A criminal breach of trust
This column is an examination of the neglected or forgotten issues surrounding Indian budgets. It is not entirely specific to this budget. First, the 2018-19 budget has ensured that India has arrived on the global scene. It was confirmed on 2 February. During Asian trading hours, the Indian Sensex fell 2.3% or so. Later, in US trading hours, the Dow Jones Industrial Average dropped 2.54%. So, Indian stocks have been the trendsetter for America! Second, the Indian budget scores reasonably well on transparency.
Having spent the last three days combing through its documents, I can vouch for it. The Open Budget Index for 2017 gives India a decent score of 48, with China scoring an abysmal 13 and Pakistan, 44. But Indonesia (64) and Philippines (67) in Asia score far better than India. I suggest that all receipts or expenditure variations above a chosen percentage threshold (10% or 20%) and those above an absolute value of Rs3,000 crore should be explained in a separate document with cross-reference to the parent documents and pages, etc. More can and should be done. Some specific instances follow.

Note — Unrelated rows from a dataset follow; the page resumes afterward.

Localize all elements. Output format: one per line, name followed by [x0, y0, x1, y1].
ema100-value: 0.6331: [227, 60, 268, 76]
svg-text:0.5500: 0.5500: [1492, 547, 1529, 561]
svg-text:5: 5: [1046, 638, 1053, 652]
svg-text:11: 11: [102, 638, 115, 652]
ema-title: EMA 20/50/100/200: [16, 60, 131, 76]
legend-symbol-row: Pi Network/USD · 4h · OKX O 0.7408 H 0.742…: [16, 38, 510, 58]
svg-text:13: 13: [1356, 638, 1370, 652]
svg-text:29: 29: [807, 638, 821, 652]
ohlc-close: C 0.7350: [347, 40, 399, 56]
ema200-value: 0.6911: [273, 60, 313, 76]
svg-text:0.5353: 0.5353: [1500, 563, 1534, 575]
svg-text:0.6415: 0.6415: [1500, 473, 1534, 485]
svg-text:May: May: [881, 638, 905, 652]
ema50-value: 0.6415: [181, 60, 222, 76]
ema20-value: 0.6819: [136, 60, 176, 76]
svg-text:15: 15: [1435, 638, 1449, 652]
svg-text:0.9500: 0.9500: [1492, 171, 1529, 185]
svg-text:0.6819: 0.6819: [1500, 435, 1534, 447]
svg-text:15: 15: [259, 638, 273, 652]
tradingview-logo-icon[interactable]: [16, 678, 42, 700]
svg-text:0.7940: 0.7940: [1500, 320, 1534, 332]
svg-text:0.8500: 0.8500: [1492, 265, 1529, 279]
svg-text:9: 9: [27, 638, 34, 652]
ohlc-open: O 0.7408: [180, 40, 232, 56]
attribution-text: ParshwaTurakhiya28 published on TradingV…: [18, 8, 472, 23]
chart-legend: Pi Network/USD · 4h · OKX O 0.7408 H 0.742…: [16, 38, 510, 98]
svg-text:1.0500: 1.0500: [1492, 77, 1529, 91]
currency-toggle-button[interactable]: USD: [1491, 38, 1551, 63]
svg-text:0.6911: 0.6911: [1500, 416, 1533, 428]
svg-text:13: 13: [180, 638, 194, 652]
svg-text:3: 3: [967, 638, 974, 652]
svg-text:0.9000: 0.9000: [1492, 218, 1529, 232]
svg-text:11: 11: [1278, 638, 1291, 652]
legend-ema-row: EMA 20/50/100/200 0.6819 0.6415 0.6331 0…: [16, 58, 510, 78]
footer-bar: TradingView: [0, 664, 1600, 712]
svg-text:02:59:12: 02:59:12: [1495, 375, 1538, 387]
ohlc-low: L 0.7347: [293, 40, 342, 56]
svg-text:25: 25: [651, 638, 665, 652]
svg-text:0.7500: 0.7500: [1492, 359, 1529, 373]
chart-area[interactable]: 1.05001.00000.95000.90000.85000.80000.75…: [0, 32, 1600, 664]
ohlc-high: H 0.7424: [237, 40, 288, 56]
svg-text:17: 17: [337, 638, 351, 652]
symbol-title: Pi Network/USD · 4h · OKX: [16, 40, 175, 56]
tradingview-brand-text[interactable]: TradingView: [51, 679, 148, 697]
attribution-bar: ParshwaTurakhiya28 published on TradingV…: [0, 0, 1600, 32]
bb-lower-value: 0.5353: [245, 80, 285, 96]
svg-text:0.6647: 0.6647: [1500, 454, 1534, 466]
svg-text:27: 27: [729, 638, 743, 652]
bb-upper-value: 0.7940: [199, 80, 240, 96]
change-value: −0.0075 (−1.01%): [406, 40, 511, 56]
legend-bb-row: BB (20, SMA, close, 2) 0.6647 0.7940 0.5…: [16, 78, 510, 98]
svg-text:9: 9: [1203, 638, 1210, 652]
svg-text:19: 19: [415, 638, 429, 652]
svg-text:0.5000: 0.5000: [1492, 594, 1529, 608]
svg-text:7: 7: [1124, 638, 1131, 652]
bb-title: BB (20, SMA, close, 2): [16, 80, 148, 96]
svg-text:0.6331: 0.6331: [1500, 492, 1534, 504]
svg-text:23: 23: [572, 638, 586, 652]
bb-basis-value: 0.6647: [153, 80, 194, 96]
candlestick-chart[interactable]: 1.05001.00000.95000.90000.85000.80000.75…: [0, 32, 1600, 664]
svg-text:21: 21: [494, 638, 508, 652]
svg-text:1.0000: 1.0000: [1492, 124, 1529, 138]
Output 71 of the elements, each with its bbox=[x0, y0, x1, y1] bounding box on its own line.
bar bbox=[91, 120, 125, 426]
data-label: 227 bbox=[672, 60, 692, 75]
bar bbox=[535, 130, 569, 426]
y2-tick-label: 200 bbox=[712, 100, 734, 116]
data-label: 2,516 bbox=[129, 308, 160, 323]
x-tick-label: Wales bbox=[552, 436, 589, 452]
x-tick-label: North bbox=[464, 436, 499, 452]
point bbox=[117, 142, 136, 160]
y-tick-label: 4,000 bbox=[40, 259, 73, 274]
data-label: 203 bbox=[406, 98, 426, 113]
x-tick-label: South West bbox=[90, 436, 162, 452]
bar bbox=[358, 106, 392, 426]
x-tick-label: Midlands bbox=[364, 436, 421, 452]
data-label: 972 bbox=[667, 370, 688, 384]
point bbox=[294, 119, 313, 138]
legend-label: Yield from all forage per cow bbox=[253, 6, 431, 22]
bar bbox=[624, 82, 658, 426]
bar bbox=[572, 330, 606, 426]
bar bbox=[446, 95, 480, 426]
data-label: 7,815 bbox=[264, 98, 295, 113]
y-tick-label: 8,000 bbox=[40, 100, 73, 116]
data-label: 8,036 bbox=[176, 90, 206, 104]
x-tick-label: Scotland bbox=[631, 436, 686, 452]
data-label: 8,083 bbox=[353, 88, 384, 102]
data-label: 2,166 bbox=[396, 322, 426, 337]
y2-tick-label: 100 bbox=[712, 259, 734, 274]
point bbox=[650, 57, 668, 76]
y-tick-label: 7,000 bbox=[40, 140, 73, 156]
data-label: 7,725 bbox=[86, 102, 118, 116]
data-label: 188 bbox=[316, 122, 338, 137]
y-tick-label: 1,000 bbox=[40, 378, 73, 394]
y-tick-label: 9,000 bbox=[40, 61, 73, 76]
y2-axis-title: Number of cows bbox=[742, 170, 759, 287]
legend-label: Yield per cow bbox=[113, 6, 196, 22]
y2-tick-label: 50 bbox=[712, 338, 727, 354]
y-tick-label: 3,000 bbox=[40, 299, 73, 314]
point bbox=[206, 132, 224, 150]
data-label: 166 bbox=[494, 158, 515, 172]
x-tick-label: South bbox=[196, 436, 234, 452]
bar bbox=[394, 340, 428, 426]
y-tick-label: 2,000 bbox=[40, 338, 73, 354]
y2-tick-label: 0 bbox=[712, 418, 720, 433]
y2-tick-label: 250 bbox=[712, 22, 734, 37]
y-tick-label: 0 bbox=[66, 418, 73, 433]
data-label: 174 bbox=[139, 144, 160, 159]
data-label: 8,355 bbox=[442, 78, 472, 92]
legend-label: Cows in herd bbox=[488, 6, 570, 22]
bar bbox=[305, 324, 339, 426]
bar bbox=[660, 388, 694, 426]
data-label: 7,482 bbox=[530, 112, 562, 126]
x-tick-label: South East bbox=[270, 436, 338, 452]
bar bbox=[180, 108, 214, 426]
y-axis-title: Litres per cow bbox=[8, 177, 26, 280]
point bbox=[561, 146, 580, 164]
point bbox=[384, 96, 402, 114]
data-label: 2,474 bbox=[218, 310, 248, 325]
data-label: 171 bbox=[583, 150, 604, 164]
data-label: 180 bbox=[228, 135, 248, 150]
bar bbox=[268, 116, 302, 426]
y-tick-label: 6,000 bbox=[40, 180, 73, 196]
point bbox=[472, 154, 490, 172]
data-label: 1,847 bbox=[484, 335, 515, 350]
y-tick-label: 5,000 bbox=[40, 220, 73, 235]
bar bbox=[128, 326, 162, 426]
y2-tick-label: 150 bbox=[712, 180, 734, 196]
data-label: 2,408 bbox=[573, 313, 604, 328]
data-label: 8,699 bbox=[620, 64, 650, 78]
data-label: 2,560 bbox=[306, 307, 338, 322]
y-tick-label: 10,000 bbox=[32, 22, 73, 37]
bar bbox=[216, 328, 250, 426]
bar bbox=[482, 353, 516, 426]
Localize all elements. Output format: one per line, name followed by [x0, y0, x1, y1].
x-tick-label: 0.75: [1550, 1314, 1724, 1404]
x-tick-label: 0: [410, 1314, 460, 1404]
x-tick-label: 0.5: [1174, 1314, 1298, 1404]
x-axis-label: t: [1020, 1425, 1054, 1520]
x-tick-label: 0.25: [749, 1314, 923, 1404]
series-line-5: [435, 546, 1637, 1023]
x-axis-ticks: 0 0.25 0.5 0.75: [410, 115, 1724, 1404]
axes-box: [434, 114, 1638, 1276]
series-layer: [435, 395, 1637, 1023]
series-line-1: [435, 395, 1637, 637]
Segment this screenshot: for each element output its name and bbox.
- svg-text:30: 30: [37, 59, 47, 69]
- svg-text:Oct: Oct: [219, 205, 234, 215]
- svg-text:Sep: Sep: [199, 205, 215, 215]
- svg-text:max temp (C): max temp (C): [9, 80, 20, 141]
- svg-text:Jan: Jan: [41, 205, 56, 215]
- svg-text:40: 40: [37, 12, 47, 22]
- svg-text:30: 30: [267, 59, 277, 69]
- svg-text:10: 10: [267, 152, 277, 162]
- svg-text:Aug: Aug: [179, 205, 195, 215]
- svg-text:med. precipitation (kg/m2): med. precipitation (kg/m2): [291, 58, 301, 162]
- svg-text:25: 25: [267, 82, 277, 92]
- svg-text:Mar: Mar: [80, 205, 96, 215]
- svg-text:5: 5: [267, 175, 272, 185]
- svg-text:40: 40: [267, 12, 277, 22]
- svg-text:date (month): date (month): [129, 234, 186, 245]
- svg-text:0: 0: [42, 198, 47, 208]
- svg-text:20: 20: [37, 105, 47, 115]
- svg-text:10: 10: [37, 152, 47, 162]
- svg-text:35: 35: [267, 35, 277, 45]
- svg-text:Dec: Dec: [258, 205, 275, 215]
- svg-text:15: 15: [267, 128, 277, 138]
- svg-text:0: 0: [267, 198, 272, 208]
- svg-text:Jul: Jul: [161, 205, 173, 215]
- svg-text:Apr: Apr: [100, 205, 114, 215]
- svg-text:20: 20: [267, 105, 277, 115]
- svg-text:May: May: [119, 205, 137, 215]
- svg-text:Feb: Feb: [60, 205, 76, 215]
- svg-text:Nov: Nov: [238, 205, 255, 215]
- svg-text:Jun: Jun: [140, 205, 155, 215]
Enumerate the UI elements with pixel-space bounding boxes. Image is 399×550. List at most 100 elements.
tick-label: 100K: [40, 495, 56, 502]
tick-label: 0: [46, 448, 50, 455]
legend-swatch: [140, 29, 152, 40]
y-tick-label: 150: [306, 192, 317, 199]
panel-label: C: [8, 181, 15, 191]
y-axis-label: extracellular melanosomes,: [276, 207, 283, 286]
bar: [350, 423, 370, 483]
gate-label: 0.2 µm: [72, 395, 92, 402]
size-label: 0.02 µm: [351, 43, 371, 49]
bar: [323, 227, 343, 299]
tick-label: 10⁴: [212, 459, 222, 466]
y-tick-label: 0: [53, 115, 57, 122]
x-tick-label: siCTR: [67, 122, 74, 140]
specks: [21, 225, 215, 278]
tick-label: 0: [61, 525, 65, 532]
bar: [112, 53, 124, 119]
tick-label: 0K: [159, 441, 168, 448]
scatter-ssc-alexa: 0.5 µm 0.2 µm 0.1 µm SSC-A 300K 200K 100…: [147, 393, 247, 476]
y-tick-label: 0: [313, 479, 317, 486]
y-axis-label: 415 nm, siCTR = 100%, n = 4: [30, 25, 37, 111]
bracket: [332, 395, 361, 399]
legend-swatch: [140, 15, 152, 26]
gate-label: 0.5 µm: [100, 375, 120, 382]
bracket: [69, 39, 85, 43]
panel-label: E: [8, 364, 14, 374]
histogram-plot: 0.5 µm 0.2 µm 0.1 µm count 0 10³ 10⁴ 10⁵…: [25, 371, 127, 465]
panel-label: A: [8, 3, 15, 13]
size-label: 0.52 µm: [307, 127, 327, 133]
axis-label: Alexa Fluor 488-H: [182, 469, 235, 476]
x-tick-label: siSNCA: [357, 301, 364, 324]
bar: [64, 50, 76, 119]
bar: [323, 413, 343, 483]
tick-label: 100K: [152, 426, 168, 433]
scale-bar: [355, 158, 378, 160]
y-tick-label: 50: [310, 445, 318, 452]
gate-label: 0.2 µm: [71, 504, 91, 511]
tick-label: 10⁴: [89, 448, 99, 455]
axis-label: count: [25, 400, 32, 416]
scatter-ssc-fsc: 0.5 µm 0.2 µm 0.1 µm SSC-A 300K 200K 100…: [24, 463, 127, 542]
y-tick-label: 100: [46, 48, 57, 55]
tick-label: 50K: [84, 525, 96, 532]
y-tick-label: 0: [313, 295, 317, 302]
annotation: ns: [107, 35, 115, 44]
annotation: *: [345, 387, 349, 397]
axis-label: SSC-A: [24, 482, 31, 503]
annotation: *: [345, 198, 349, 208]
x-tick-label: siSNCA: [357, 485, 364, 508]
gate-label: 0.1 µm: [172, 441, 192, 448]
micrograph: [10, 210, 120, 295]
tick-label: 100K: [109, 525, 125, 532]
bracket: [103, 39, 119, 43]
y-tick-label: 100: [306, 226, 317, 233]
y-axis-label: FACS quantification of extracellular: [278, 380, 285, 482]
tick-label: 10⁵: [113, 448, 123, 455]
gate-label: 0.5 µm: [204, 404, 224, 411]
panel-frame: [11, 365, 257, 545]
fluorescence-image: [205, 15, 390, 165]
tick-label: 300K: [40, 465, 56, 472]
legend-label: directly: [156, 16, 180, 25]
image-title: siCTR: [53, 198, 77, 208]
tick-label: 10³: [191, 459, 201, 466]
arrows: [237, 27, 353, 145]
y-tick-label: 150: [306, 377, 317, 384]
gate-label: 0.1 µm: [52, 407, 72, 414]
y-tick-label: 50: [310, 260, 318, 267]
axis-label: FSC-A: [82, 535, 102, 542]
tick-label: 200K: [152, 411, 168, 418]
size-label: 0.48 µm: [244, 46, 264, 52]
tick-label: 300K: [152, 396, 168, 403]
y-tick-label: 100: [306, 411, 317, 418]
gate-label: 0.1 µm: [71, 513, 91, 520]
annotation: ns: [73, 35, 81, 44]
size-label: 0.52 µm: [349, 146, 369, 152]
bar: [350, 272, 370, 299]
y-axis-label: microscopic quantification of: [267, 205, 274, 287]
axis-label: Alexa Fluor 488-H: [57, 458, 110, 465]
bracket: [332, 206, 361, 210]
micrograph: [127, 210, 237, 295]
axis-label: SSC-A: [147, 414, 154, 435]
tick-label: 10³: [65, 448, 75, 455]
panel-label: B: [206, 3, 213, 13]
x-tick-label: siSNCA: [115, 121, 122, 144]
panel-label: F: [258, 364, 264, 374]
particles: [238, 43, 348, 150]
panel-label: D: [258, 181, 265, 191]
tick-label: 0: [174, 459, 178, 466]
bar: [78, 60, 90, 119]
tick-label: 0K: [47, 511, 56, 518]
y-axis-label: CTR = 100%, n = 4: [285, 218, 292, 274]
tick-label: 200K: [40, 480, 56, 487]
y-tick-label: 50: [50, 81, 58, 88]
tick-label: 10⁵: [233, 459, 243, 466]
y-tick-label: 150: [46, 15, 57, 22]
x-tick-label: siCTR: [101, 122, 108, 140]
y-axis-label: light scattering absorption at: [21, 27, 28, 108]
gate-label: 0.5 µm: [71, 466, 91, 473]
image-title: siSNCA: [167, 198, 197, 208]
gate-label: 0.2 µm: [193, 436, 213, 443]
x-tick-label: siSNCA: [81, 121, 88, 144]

The revenue deficit ratio overshoot of 0.7 percentage point in the revised estimate (2.6%) compared to the budget estimate (1.9%) means that one has to account for Rs1.18 trillion in revenue shortfall and/or expenditure overshoot. Tax revenue is estimated lower by about Rs19,000 crore. Most of it is due to the shortfall in indirect taxes, which more than offsets the better corporate tax collection estimated. This is also despite the government "saving" Rs6,300 crore by not transferring cess collected for addressing calamities to the Disaster Relief Fund. More on such fudges later. With respect to non-tax receipts, the way in which the interest payments made by Indian Railways to the government is shown is not transparent. The Railways have incurred almost twice the budgeted interest expenditure. This was despite the Railways spending less than the budgeted capital expenditure. It should not be shown on a net basis. Interest paid by the Railways should be added to the overall interest payments. It may not make for pleasant viewing but that is the right way to show it.
A report of the Comptroller and Auditor General (CAG) of India (No.44 of 2017) pointed out that the government of India owed more than Rs2 trillion in subsidies to the Food Corporation of India (FCI). That is slightly less than 1.25% of gross domestic product (GDP). The CAG estimate appears to be wrong by a wide margin. Upon cross-verification, I found that the cumulative unpaid subsidies at the end of 2016-17 could be placed at Rs53,880 crore. When the National Democratic Alliance (NDA) came to office, it was around Rs38,000 crore. When United Progressive Alliance-2 (UPA-2) was voted into office, it was only Rs4,670 crore. Unpaid subsidies rose 52% CAGR (compound annual growth rate) between March 2009 and March 2014about 8.2 times.
This illustrates the scorched earth that the NDA inherited. India continues to pay a heavy price for the UPA's 10 years in office. It is a classic example of the asymmetric impact of government policies on the economy. It is far easier for governments to hurt than to help the economy. The latter requires political will that transcends short-term considerations. This government has not displayed the will or the capacity to undo the UPA era. In some areas, it has even compounded matters.
While the subsidy arrears to the FCI appear massively overstated, other findings of CAG (Report No.44 for the year 2016-17, published last December) are more damning. Of the Rs7,900 crore that the government has collected since 1996 as research and development (R&D) cess, only Rs600 crore has been utilized. Even more damning is the education cess. In the 10 years up to March 2017, Rs83,500 crore has been collected as secondary and higher education cess. Not a single rupee had been transferred to an earmarked fund in the public account as no scheme was identified or designated fund opened in the public accounts of India. This needs to sink in.
The government raises the tax incidence through such levies but does not bother to take the minimum steps to utilize them. The cess merges into the general tax pool. It is a criminal breach of taxpayers' trust. It robs the government of the moral authority to demand compliance, resulting in distrust and mistrust. Every member of Parliament must turn the gaze inward and ask whether the state of affairs mentioned above is sustainable for the nation, and whether they are leading it to doomsday. India is losing time and all of us, engaged in an elaborate charade of analysing numbers, are wasting our time.